One of the many questions that will face the Biden administration this year is how to improve defense acquisition. A central challenge has been the inability of the Department of Defense to attract non-traditional suppliers, who often make most of their revenue in the commercial sector. These are the firms that are producing the most cutting-edge technologies today – those that will ensure the United States maintains technological advantage over any future peer competitor. DoD is having difficulty attracting these companies because its acquisition system is guided by outdated laws and regulations, many of which were first crafted before the modern technology age—before the first moon landing.
As a first step toward attracting the most innovative U.S. commercial firms, the military should take a hard look at, and overhaul these laws and regulations to better align the rapid technology innovations and evolutions of today.
Take for example the Truth in Negotiations Act (TINA). This law, first established in 1962, was first crafted in the industrial age of the 1960s, when manufacturing was king and the economics in industry were different than they are today. TINA requires firms who are negotiating sole source government contracts over a certain dollar threshold to submit certified cost and pricing data to the Pentagon that is truthful, accurate, and complete. This is to ensure the government receives a good deal for any sizable purchase.
The time has come for TINA to be modernized because it undermines innovation and competition by decoupling profit motive from production. If a company’s costs are the basis for negotiating contract price, companies have no incentive to become more efficient and lower production costs. In fact, they have an incentive to be cost inefficient. And the profit margins on many TINA contracts pale in comparison to what commercial firms can earn in the private sector. DoD would benefit in the long run by incentivizing companies to work with government, encouraging companies to invest in innovation, and promoting efficiency.
TINA is also widely criticized because it requires commercial firms to spend a substantial amount of time and money to provide this information, increasing the cost of doing business with the government and in some cases increasing the cost to the DoD.
The good news is there are alternative methods of furnishing similar information to the government that is much less costly, but still provides the government insight into fair and reasonable pricing. One of these methods is reviewing General Services Administration (GSA) rates, which are accessible by government cost personnel. These rates, when compared to a commercial firm’s, can offer valuable particulars about a contractor’s prices. Another method is to complete an Independent Government Cost Estimate (IGCE). This estimate details what the government expects to pay for services on a specific effort. If a contractor’s proposal is substantially higher than the estimate, then there is a disconnect from the contractor’s pricing, or the government estimate could be skewed.
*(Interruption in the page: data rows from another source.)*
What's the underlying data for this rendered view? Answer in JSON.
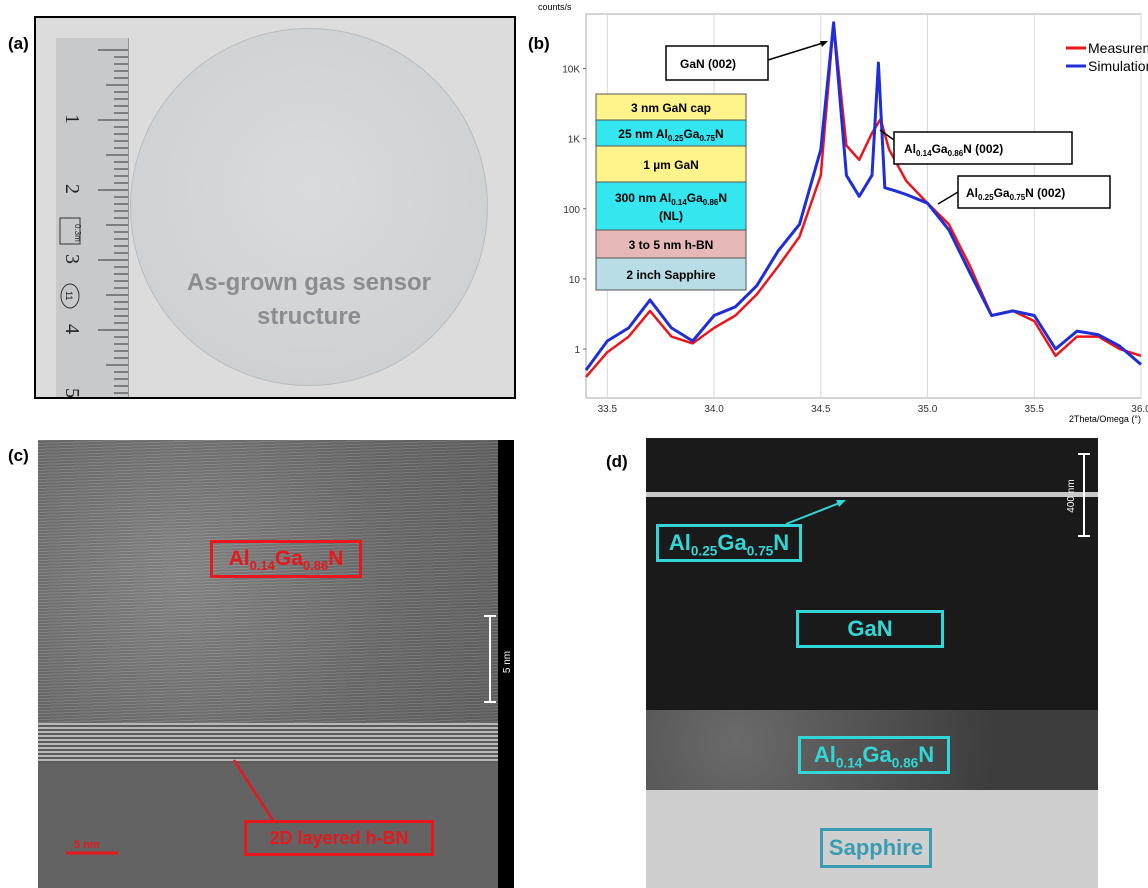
{
  "panel_labels": {
    "a": "(a)",
    "b": "(b)",
    "c": "(c)",
    "d": "(d)"
  },
  "panel_a": {
    "caption_line1": "As-grown gas sensor",
    "caption_line2": "structure",
    "ruler_numbers": [
      "1",
      "2",
      "3",
      "4",
      "5"
    ],
    "ruler_badge_1": "0.3m",
    "ruler_badge_2": "11"
  },
  "stack": {
    "layers": [
      {
        "text": "3 nm GaN cap",
        "color": "#fff38c"
      },
      {
        "text": "25 nm Al0.25Ga0.75N",
        "color": "#33e6f0"
      },
      {
        "text": "1 µm GaN",
        "color": "#fff38c"
      },
      {
        "text": "300 nm Al0.14Ga0.86N (NL)",
        "color": "#33e6f0"
      },
      {
        "text": "3 to 5 nm h-BN",
        "color": "#e6b8b8"
      },
      {
        "text": "2 inch Sapphire",
        "color": "#b8dde6"
      }
    ]
  },
  "chart_data": {
    "type": "line",
    "ylabel": "counts/s",
    "xlabel": "2Theta/Omega (°)",
    "scale": "log-y",
    "xlim": [
      33.4,
      36.0
    ],
    "ylim": [
      0.2,
      60000
    ],
    "x_ticks": [
      "33.5",
      "34.0",
      "34.5",
      "35.0",
      "35.5",
      "36.0"
    ],
    "y_ticks": [
      "1",
      "10",
      "100",
      "1K",
      "10K"
    ],
    "legend": {
      "position": "top-right"
    },
    "series": [
      {
        "name": "Measurement",
        "color": "#e8171c",
        "x": [
          33.4,
          33.5,
          33.6,
          33.7,
          33.8,
          33.9,
          34.0,
          34.1,
          34.2,
          34.3,
          34.4,
          34.5,
          34.56,
          34.62,
          34.68,
          34.74,
          34.78,
          34.82,
          34.9,
          35.0,
          35.1,
          35.2,
          35.3,
          35.4,
          35.5,
          35.6,
          35.7,
          35.8,
          35.9,
          36.0
        ],
        "y": [
          0.4,
          0.9,
          1.5,
          3.5,
          1.5,
          1.2,
          2.0,
          3.0,
          6.0,
          15,
          40,
          300,
          45000,
          800,
          500,
          1200,
          1900,
          700,
          250,
          120,
          60,
          15,
          3,
          3.5,
          2.5,
          0.8,
          1.5,
          1.5,
          1.0,
          0.8
        ]
      },
      {
        "name": "Simulation",
        "color": "#1f2ed6",
        "x": [
          33.4,
          33.5,
          33.6,
          33.7,
          33.8,
          33.9,
          34.0,
          34.1,
          34.2,
          34.3,
          34.4,
          34.5,
          34.56,
          34.62,
          34.68,
          34.74,
          34.77,
          34.8,
          34.85,
          34.9,
          35.0,
          35.1,
          35.2,
          35.3,
          35.4,
          35.5,
          35.6,
          35.7,
          35.8,
          35.9,
          36.0
        ],
        "y": [
          0.5,
          1.3,
          2.0,
          5.0,
          2.0,
          1.3,
          3.0,
          4.0,
          8.0,
          25,
          60,
          700,
          45000,
          300,
          150,
          300,
          12000,
          200,
          180,
          160,
          120,
          50,
          12,
          3,
          3.5,
          3.0,
          1.0,
          1.8,
          1.6,
          1.1,
          0.6
        ]
      }
    ],
    "annotations": [
      {
        "text": "GaN (002)",
        "x": 34.56,
        "y": 45000
      },
      {
        "text": "Al0.14Ga0.86N (002)",
        "x": 34.78,
        "y": 1900
      },
      {
        "text": "Al0.25Ga0.75N (002)",
        "x": 35.0,
        "y": 150
      }
    ]
  },
  "panel_c": {
    "label_top": "Al0.14Ga0.86N",
    "label_bottom": "2D layered h-BN",
    "scale_right": "5 nm",
    "scale_left": "5 nm"
  },
  "panel_d": {
    "label_algan25": "Al0.25Ga0.75N",
    "label_gan": "GaN",
    "label_algan14": "Al0.14Ga0.86N",
    "label_sapphire": "Sapphire",
    "scale": "400 nm"
  }
}
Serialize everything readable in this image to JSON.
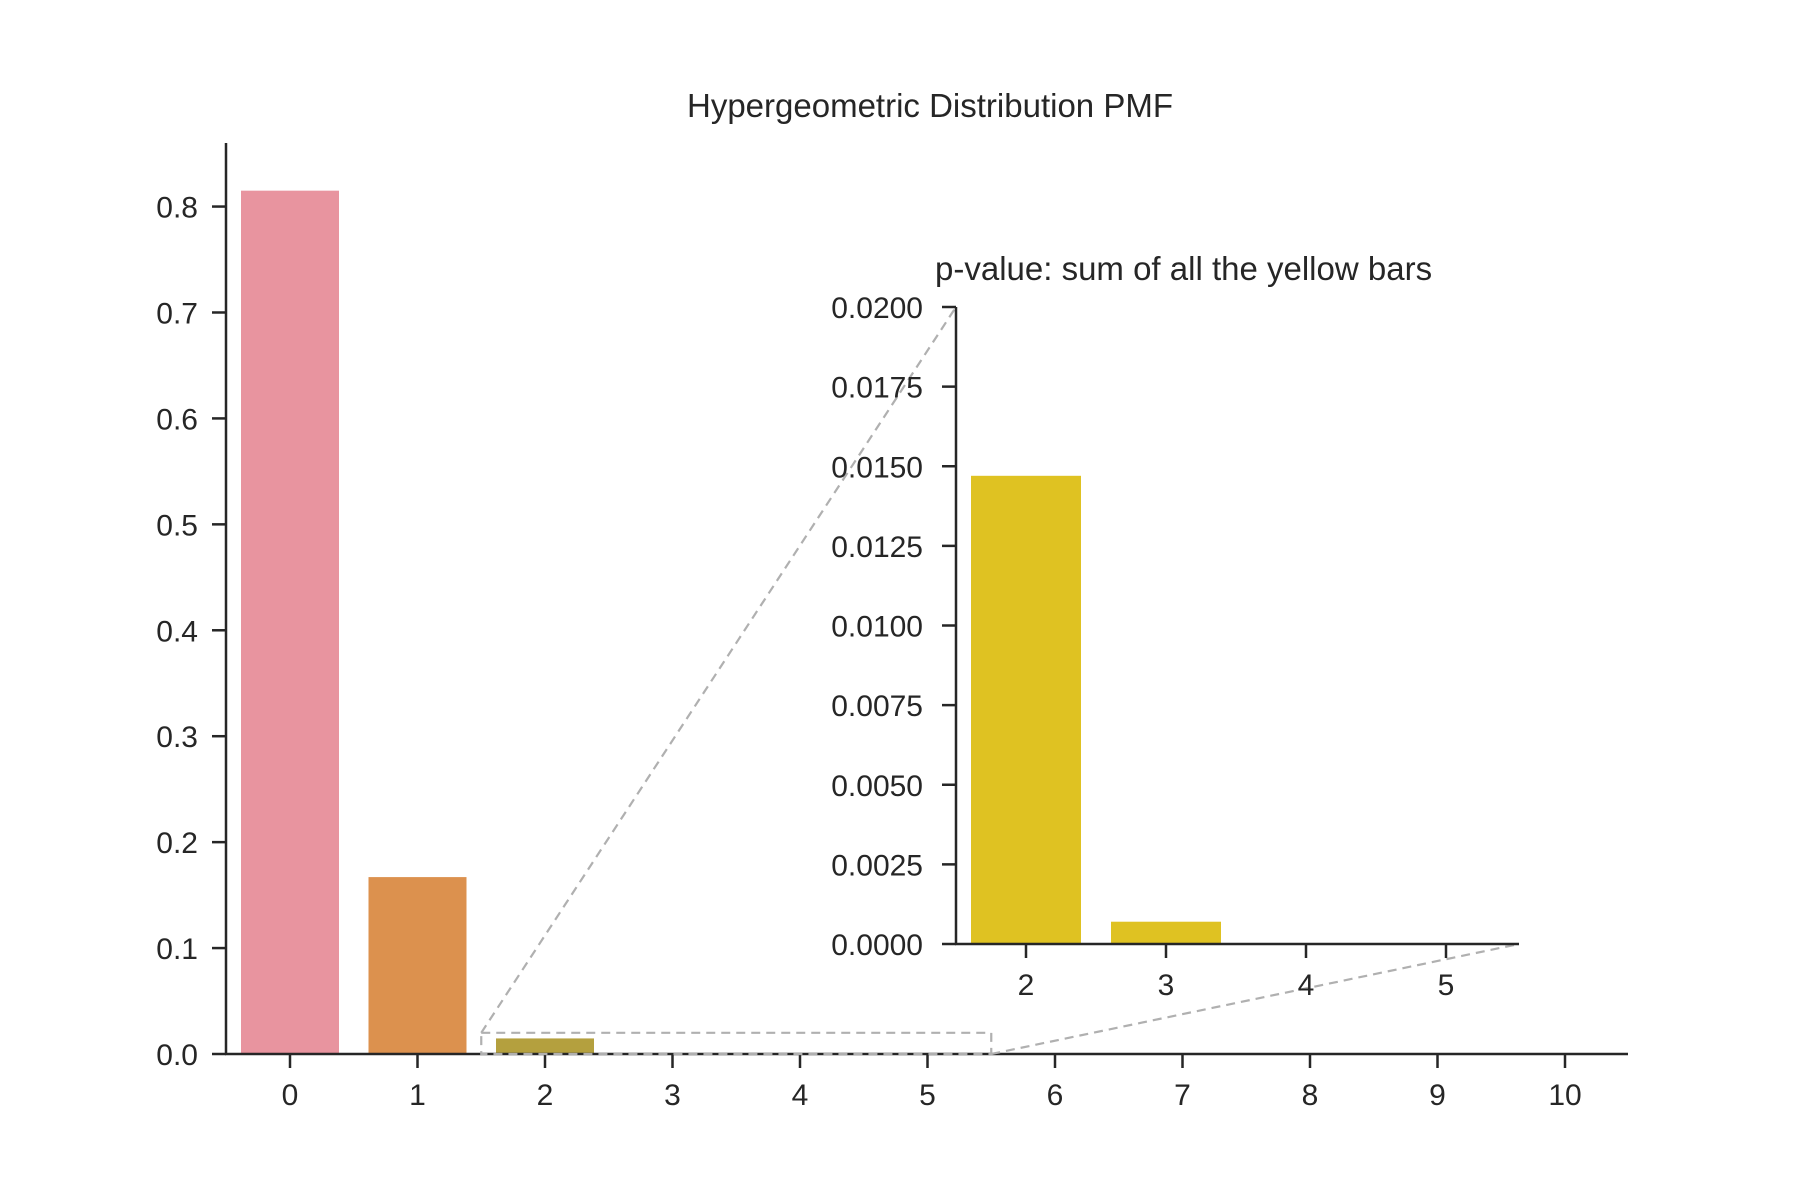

Another effective alternative to steer away from the requisite TINA, although not always possible, is to seek and promote competition. Competition, on its own, pits vendors against one another and forces them to be creative in their proposals to the government, as opposed to the sole source method which is often more convenient. Because sole source is quicker, more convenient and easier to achieve, government organizations regularly choose to continue working with the same contractor, rather than opening the program to competition. Competition leads to commercial firms driving down costs while presenting viable technical expertise in hopes of being the best value to the government, as opposed to sole-source contracts which can lead to vendor lock and even cost increases. There are times when the lowest priced and technically acceptable vendor will win, and there are others when the best technical proposal succeeds, regardless of funding. So, to set themselves up for victory, it would behoove commercial firms to present feasible technical solutions and to keep costs low.
Moreover, if the DoD wishes to ensure that commercial firms deliver a service on time and at the proposed price, it can be more creative in the use of performance incentive fees. Such incentives are generally suited to incentivize contractors to meet specific objectives. If the firm meets the objectives, then they will receive the monetary incentive as promised in the contract. If they fail, then the incentive is not realized. And if the contract is based on a cost share ratio, contractors can wind up receiving less than the full incentive value should they overrun or underrun on the price by a certain amount. According to a study conducted by the Government Accountability Office, which included a sample of 1999-2003 contracts, award and incentive fee contracts only accounted for 4.6% of contract actions over $25,000.
In today’s fast moving, interconnected, and rapidly evolving economy, innovative contractors, and even traditional manufacturers, spend valuable time and money developing their products with the expectation that they will be reap financial rewards commensurate with the value of their innovation and investment. This risk-reward calculus is the fuel that powers innovation and economic strength.
The sooner acquisition regulations are amended to better reflect how the modern economy functions and what drives industry, the sooner the DoD will attract more innovative companies, increase competition, and leverage industry to ensure that our military maintains the capabilities and technological edge it needs to protect US interests around the world.